Tentativa de mudança – Durante a análise dos destaques (sugestão de alteração no texto), parlamentares contrários à PEC tentaram aprovar uma emenda de autoria do senador Oriovisto Guimarães (Podemos-PR). O destaque reduzia o valor de ampliação do teto de gastos para R$ 100 bilhões, com a validade de apenas um ano. O destaque, contudo, foi rejeitado por 50 votos a 27.

 

O que diz o texto da PEC aprovado?

 

Flexibiliza em R$ 145 bilhões o teto de gastos até 2024.

 

Aumenta o poder do governo de transição e das comissões permanentes do Congresso Nacional para, em 2023, sugerir novos destinos aos recursos, de uma maneira a recompor o orçamento para o ano que vem.

 

As emendas para atender a essas solicitações deverão ser apresentadas pelo relator-geral do orçamento 2023, senador Marcelo Castro (MDB-PI).

 

O governo eleito de Luiz Inácio Lula da Silva (PT) fica obrigado a enviar, até agosto de 2023, uma proposta para substituir ou alterar a regra do Teto de Gastos.

 

O auxílio-gás integra o rol de programas que ficam dispensados de cumprir a LRF (Lei de Responsabilidade Fiscal).

 

O parecer de autoria do relator, o senador Alexandre Silveira (PSD-MG), foi alterado desde que foi aprovado ontem (6) na CCJ (Comissão de Constituição e Justiça) do Senado. Quais são os novos pontos?

 

Retira também do teto de gastos todas as Instituições Científicas, Tecnológicas e de Inovação (ICTs), e não apenas a Fiocruz (Fundação Oswaldo Cruz).

 

Amplia o prazo até 31 de dezembro de 2023 para que sejam executadas por entes federados as transferências financeiras realizadas pelo Fundo Nacional de Saúde e pelo Fundo Nacional de Assistência Social diretamente aos fundos de saúde e assistência social estaduais, municipais e distritais, para enfrentamento da pandemia de covid-19.

 

Como o texto destrava o pagamento de emendas de relator?

 

O gasto extra no valor de R$ 23,9 bilhões vale também para 2022, ou seja, permite a recomposição orçamentária ainda deste ano.

 

Na prática, prevê ainda a possibilidade do pagamento de emendas parlamentares que estão contingenciadas, conhecidas como orçamento secreto. Isso estava sendo negociado pelo Centrão com integrantes da equipe de transição.

 

Agora o texto irá para a Câmara. Mas a proposta ainda enfrenta resistência entre as bancadas, apesar de petistas afirmarem que o presidente da Câmara, Arthur Lira (PP-AL), se comprometeu a carimbar o texto que sair do Senado, ou seja, sem alterações.

 

Senadores bolsonaristas tentam uma ponte com os deputados aliados de Jair Bolsonaro (PL) para tentar alterar os principais pontos da PEC na Câmara: reduzir o prazo de validade da proposta para um ano e reduzir o valor de acréscimo ao teto para R$ 100 bilhões.

 

O que tem sido negociado pela aprovação da proposta?

Para que Lula tenha governabilidade, integrantes da transição e aliados usam a PEC como “termômetro” para medir a aceitação do presidente eleito entre as bancadas.
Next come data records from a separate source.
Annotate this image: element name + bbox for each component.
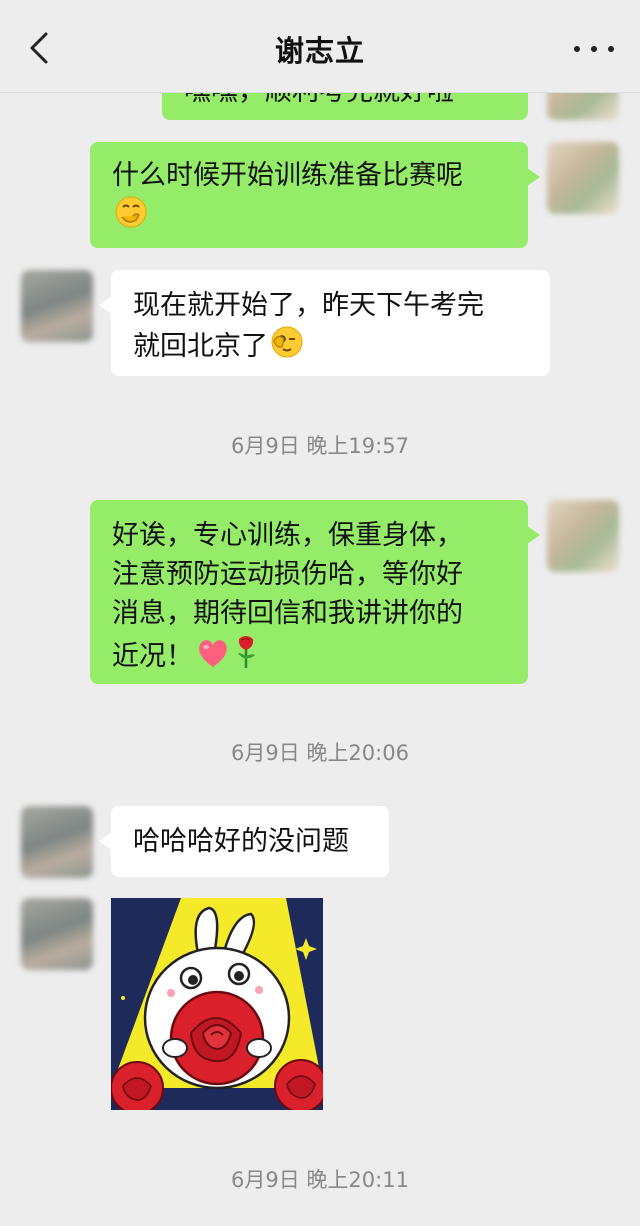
message-timestamp: 6月9日 晚上20:11 <box>231 1168 409 1192</box>
heart-emoji <box>199 640 227 667</box>
message-timestamp: 6月9日 晚上20:06 <box>231 741 409 765</box>
contact-avatar[interactable] <box>21 806 93 878</box>
bunny-rose-sticker[interactable] <box>111 898 323 1110</box>
message-text: 什么时候开始训练准备比赛呢 <box>112 160 463 191</box>
message-text: 近况！ <box>112 641 193 672</box>
message-bubble-sent[interactable]: 好诶，专心训练，保重身体， 注意预防运动损伤哈，等你好 消息，期待回信和我讲讲你… <box>90 500 540 684</box>
my-avatar[interactable] <box>547 500 619 572</box>
chat-area[interactable]: 嘿嘿，顺利考完就好啦 什么时候开始训练准备比赛呢 现在就开始了，昨天下午考完 就… <box>0 0 640 1226</box>
message-bubble-sent[interactable]: 什么时候开始训练准备比赛呢 <box>90 142 540 248</box>
message-bubble-received[interactable]: 哈哈哈好的没问题 <box>99 806 389 877</box>
message-timestamp: 6月9日 晚上19:57 <box>231 434 409 458</box>
message-text: 哈哈哈好的没问题 <box>133 826 349 857</box>
message-text: 现在就开始了，昨天下午考完 <box>133 290 484 321</box>
face-hand-over-mouth-emoji <box>115 196 147 228</box>
chat-title: 谢志立 <box>274 34 365 68</box>
rose-emoji <box>238 636 255 668</box>
more-icon[interactable] <box>570 32 618 64</box>
chat-header: 谢志立 <box>0 0 640 93</box>
contact-avatar[interactable] <box>21 270 93 342</box>
message-bubble-received[interactable]: 现在就开始了，昨天下午考完 就回北京了 <box>99 270 550 376</box>
message-text: 注意预防运动损伤哈，等你好 <box>112 559 463 590</box>
message-text: 消息，期待回信和我讲讲你的 <box>112 598 463 629</box>
message-text: 好诶，专心训练，保重身体， <box>112 520 463 551</box>
message-text: 就回北京了 <box>133 331 268 362</box>
contact-avatar[interactable] <box>21 898 93 970</box>
my-avatar[interactable] <box>547 142 619 214</box>
wink-emoji <box>271 326 303 358</box>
Formação da base aliada petista para 2023. Sem a indicação de um ministro para a Casa Civil, responsável pela articulação política do Executivo, o próprio Lula e seu vice, Geraldo Alckmin (PSB), entraram nas negociações.

Há, ainda, a formação dos blocos partidários que vão compor a Mesa Diretora das duas Casas e a presidência de comissões importantes no Congresso.